A Alemanha: Berlim atualizou a estratégia com um Plano de Ação de IA que prioriza capacidades de computação, dados, skills e uma malha de centros de excelência, num registo assumidamente ágil para acompanhar a dinâmica da IA generativa.

Espanha instalou a AESIA — Agência Espanhola de Supervisão de IA, a primeira autoridade dedicada na UE, sediada na Corunha, para supervisionar sistemas de alto risco e coordenar a aplicação do AI Act.

Uma análise de benchmark mais aprofundada (que não cabe neste artigo) permite concluir o seguinte - países que querem liderar estão a fazer três coisas em simultâneo: (1) regras claras e instituições novas; (2) computação e dados em escala nacional; (3) talento e aplicações com efeito de arrastamento.

Enquanto a maioria dos países estão numa corrida pela IA, Portugal parece adormecido, tem uma Estratégia desatualizada (de 2019 — o que, em tempo de IA generativa, é pré-história recente) e instituições difusas (não criou ainda uma autoridade especializada ou atribuiu essa incumbência a uma entidade existente).

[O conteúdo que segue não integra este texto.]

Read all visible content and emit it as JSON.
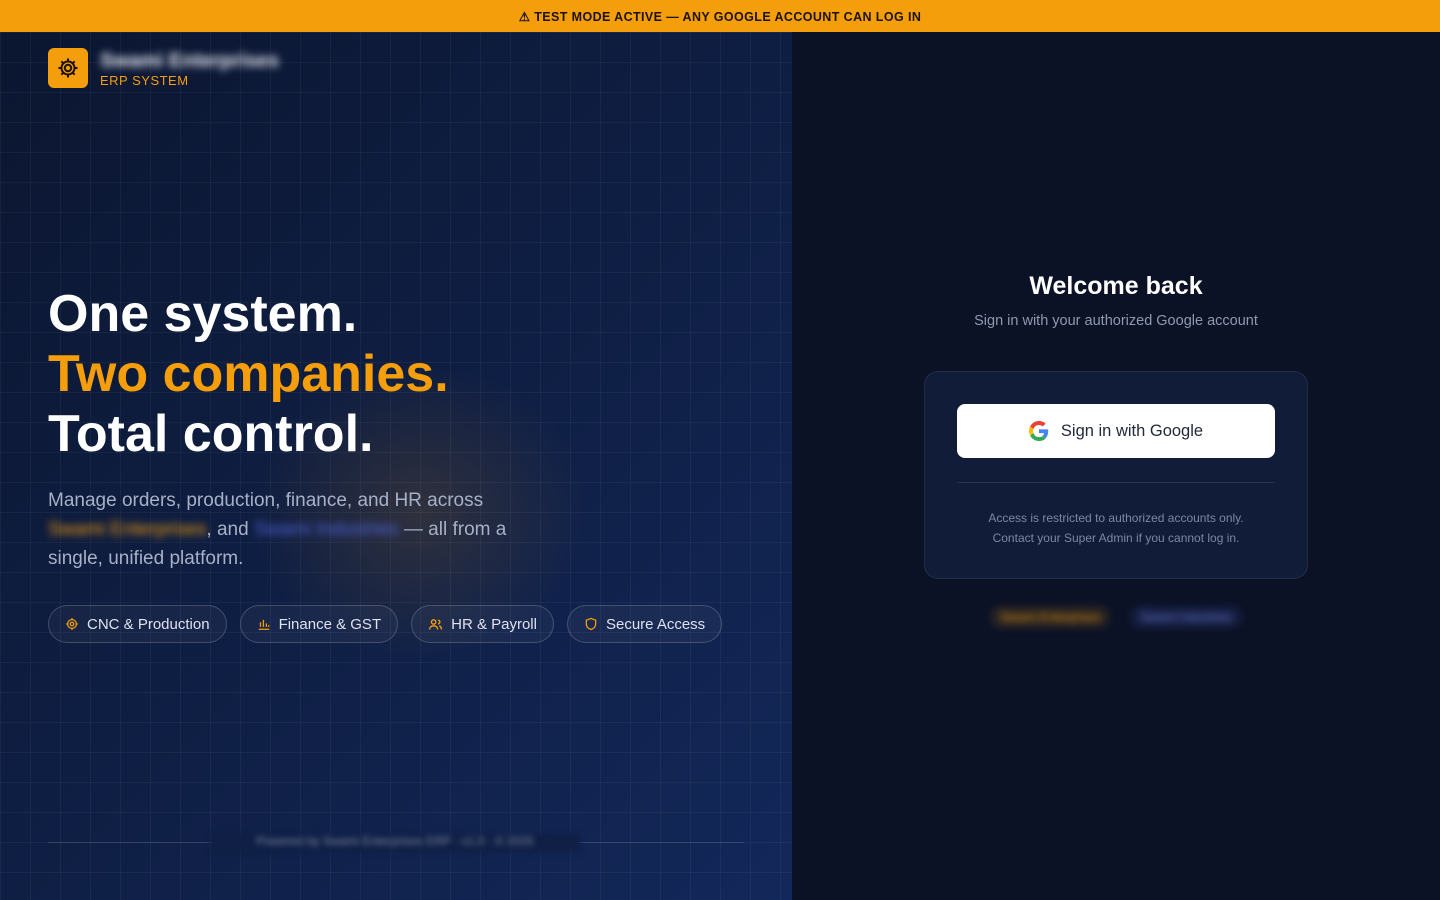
{
  "banner": {
    "icon": "warning-icon",
    "text": "⚠ TEST MODE ACTIVE — ANY GOOGLE ACCOUNT CAN LOG IN"
  },
  "brand": {
    "logo_icon": "gear-icon",
    "name": "Swami Enterprises",
    "subtitle": "ERP SYSTEM"
  },
  "hero": {
    "line1": "One system.",
    "line2": "Two companies.",
    "line3": "Total control.",
    "desc_part1": "Manage orders, production, finance, and HR across",
    "company1": "Swami Enterprises",
    "desc_part2": ", and",
    "company2": "Swami Industries",
    "desc_part3": "— all from a single, unified platform."
  },
  "features": [
    {
      "icon": "gear-icon",
      "label": "CNC & Production"
    },
    {
      "icon": "bar-chart-icon",
      "label": "Finance & GST"
    },
    {
      "icon": "users-icon",
      "label": "HR & Payroll"
    },
    {
      "icon": "shield-icon",
      "label": "Secure Access"
    }
  ],
  "footer": {
    "text": "Powered by Swami Enterprises ERP · v1.0 · © 2025"
  },
  "login": {
    "title": "Welcome back",
    "subtitle": "Sign in with your authorized Google account",
    "google_button": "Sign in with Google",
    "note_line1": "Access is restricted to authorized accounts only.",
    "note_line2": "Contact your Super Admin if you cannot log in.",
    "tag1": "Swami Enterprises",
    "tag2": "Swami Industries"
  },
  "colors": {
    "accent": "#f59e0b",
    "bg_dark": "#0b1226",
    "panel": "#101c38",
    "company2": "#4f63d9"
  }
}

Acredito que a aposta séria e rigorosa na IA poderia ser solução para o atraso estrutural na produtividade e no rendimento no nosso país. Apesar da recuperação pós-pandemia, Portugal continua abaixo da média da UE em produtividade e PIB per capita: em 2024, o nosso PIB per capita em PPS foi 82% da média da UE, o 10.º mais baixo da União e 6.º mais baixo da Zona Euro. Trabalhamos muitas horas e produzimos pouco por hora. Em 2024, a semana média de trabalho em Portugal foi 37,5 horas, acima da média da UE — um indicador que reforça a urgência de aumentar a produtividade por hora com tecnologia e organização.

Está diante dos nossos olhos: o gap de produtividade — e, logo, de rendimento — não se resolve com mais horas de trabalho; mas sim com melhor capital tecnológico, dados, competências e processos. A IA é o multiplicador que faltava. E estamos a perdê-la.